A or an?
You’re thinking: I learned this in grammar school—a before a consonant and an before a vowel. But it’s actually a bit trickier. Use a before the sound of a consonant and an before the sound of a vowel: a swim meet, a basketball game, a USMS sponsor (the U in USMS sounds like it begins with the letter Y), an open-water event, an award, an NCAA championship (the N in NCAA sounds like it begins with the letter E).
You may not remember from grammar school what a split infinitive is, but you remember you’re not supposed to do it! An infinitive is the form of the verb combined with the preposition “to,” as in “to swim”; the infinitive is split when a modifier is inserted between “to” and the verb: to rapidly swim. Although it’s true you should avoid splitting an infinitive if it sounds awkward, sometimes it sounds more awkward if you don’t split. Which sounds better: "to boldly go where no one has gone before" or "to go boldly where no one has gone before?"
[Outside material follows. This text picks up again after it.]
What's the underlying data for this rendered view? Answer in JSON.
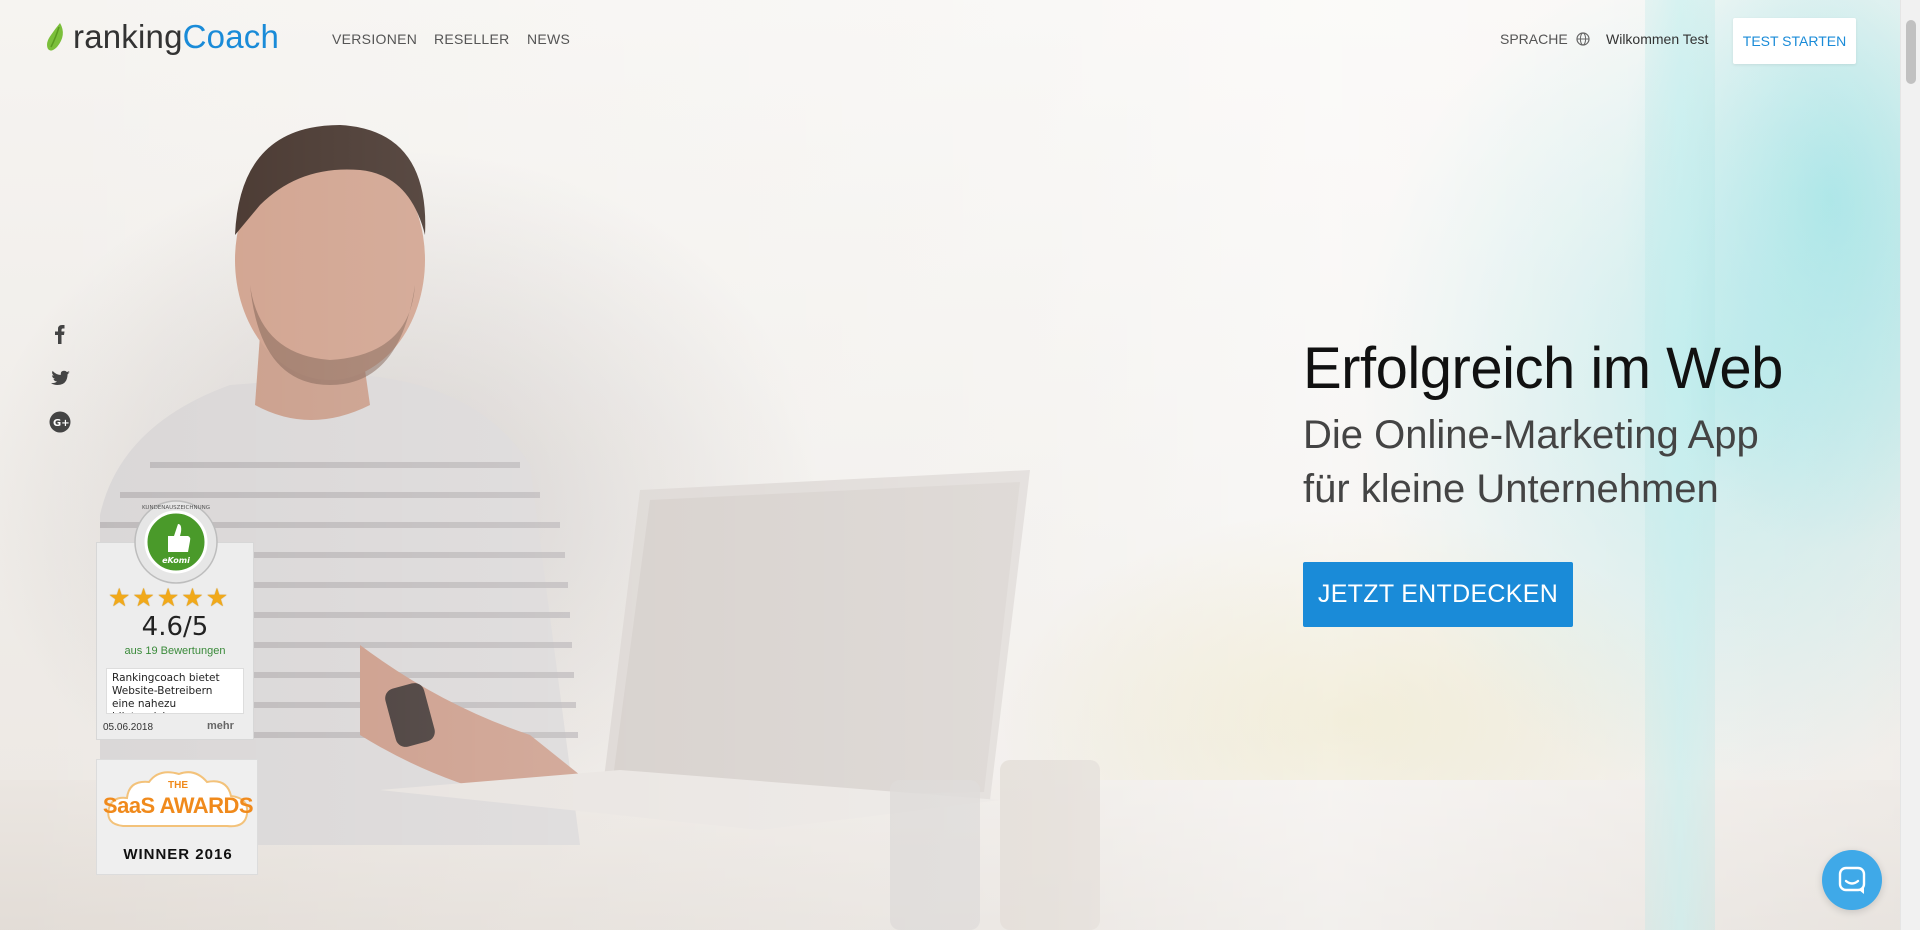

Ending a sentence with a preposition
You were also probably taught not to end a sentence with a preposition. Don’t worry about it. Rewriting a sentence to avoid ending with a preposition usually results in a more awkward-sounding sentence than if you’d just left it alone. Which sounds worse: "Ending a sentence with a preposition is something up with which I will not put" or "Ending a sentence with a preposition is something I won’t put up with."
Make sure a modifying phrase has a subject in the sentence to modify: WRONG: "As a swimmer, water temperature is very important to me." The subject of this sentence is temperature, so as a swimmer can’t logically modify it. RIGHT: "As a swimmer, I am concerned about water temperature."